Prime Minister Binyamin Netanyahu and Defense Minister Ehud Barak had reason to smile Thursday night after the two managed, together with Finance Minister Yuval Steinitz, to push through a budget cut of NIS 2 billion in order to raise the Defense Ministry budget for the next two years.
It took days of intensive negotiation this week to reach the point Thursday morning at which all ministers other than Deputy Prime Minister Silvan Shalom, Science and Technology Minister Daniel Herschkowitz and Shas's cabinet representatives voted in favor of the 2-percent across-the-board cut.
"We had to rethink our set of priorities to accommodate the budget cut of NIS 2b. without hurting the recovery of the economy," explained a senior official in the Prime Minister's Office. "It was a difficult decision, but necessary."
All government ministries apart from the Defense Ministry and the Education Ministry will suffer the cut this and next year. It encompasses 20% of the cost of the coalition commitments made to the Likud and other parties.
The extra budget generated will be directed toward immediate concerns - NIS 1.5b. to the defense budget and an additional NIS 500 million to the Health Ministry to fund the national response to the global swine flu epidemic. The cuts will not, however, impact funds for Holocaust survivors, the elderly and the disabled, or national projects including adding new classrooms for pupils.
"The decision over the cuts affecting the coalition commitments was the most difficult," said the official, "but the parties have to understand that under every coalition agreement, there is a more important shekel and a less important shekel."
The negotiations revealed relative strengths and weaknesses among the key ministers. When Education Minister Gideon Sa'ar threatened to resign, a compromise was reached Thursday afternoon that the ministry's budget would now be cut in 2010, not 2009, and only by 1% - 75% less than had initially been proposed.
On Wednesday, Sa'ar - an up-and-coming leader within Netanyahu's own party - said his ministry's budget had reached "a red line, like the Kinneret," and that he didn't know if he could remain in his position if the initially-proposed cut were implemented.
Among those forced to swallow the bitter pill, however, was Public Security Minister Yitzhak Aharonovitch, who forcibly opposed any cut to what he said were his already cash-strapped forces.
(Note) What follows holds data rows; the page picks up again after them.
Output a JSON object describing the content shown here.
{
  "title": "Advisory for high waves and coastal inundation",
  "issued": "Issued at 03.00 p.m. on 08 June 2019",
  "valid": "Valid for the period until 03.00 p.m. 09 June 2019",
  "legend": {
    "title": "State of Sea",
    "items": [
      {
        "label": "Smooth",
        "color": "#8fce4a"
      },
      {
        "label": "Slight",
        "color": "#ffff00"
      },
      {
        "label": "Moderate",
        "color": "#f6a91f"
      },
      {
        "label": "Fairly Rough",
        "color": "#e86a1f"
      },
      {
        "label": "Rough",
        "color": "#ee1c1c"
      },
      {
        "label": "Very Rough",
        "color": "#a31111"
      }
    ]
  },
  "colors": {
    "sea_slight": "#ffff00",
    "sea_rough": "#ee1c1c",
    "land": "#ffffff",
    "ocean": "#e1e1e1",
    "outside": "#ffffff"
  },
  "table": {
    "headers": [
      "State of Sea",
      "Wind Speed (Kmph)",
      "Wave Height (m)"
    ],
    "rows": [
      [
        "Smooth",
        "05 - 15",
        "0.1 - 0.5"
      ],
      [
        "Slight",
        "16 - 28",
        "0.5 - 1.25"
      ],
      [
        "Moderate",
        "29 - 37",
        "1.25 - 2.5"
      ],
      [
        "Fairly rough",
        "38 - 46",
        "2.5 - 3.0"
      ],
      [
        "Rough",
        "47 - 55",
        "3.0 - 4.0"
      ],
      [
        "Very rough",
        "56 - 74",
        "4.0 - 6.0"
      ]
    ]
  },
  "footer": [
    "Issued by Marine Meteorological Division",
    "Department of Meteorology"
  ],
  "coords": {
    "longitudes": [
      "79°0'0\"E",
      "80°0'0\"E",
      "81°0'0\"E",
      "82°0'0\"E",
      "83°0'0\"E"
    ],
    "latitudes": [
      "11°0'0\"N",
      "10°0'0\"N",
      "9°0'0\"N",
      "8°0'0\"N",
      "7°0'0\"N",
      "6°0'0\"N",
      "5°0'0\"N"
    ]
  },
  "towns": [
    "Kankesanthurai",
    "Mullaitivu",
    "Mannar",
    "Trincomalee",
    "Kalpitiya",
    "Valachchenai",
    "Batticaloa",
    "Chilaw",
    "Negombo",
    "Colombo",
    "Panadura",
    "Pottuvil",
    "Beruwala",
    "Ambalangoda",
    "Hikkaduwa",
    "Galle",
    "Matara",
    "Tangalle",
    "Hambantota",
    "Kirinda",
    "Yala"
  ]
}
But Aharonovitch and his fellow Israel Beiteinu ministers ultimately voted in favor of the cuts, despite the implications for their coalition agreement. MKs from the party avoided any in-depth discussion of the topic Thursday, saying that they knew Aharonovitch vehemently opposed the cut, but that party discipline mandated that they concur with the government's decision.
The opposition was quick to respond to the government's decision, with Kadima spokesman Shmulik Dahan blasting the "disconnected prime minister who is leading a disconnected government."
"Netanyahu chose to grossly trample education, welfare, aliya and internal security without taking a single agora from the budgets of ministers and ministries of nothing," declared Dahan. "This sends a worrisome message that Netanyahu's political survival, the cynicism of Labor ministers who simply guard their seats and have given up even trying to appear as struggling for their values, and the zigzags of the education minister, managed to defeat the public good of Israeli citizens."
Jerusalem Post staff contributed to this report.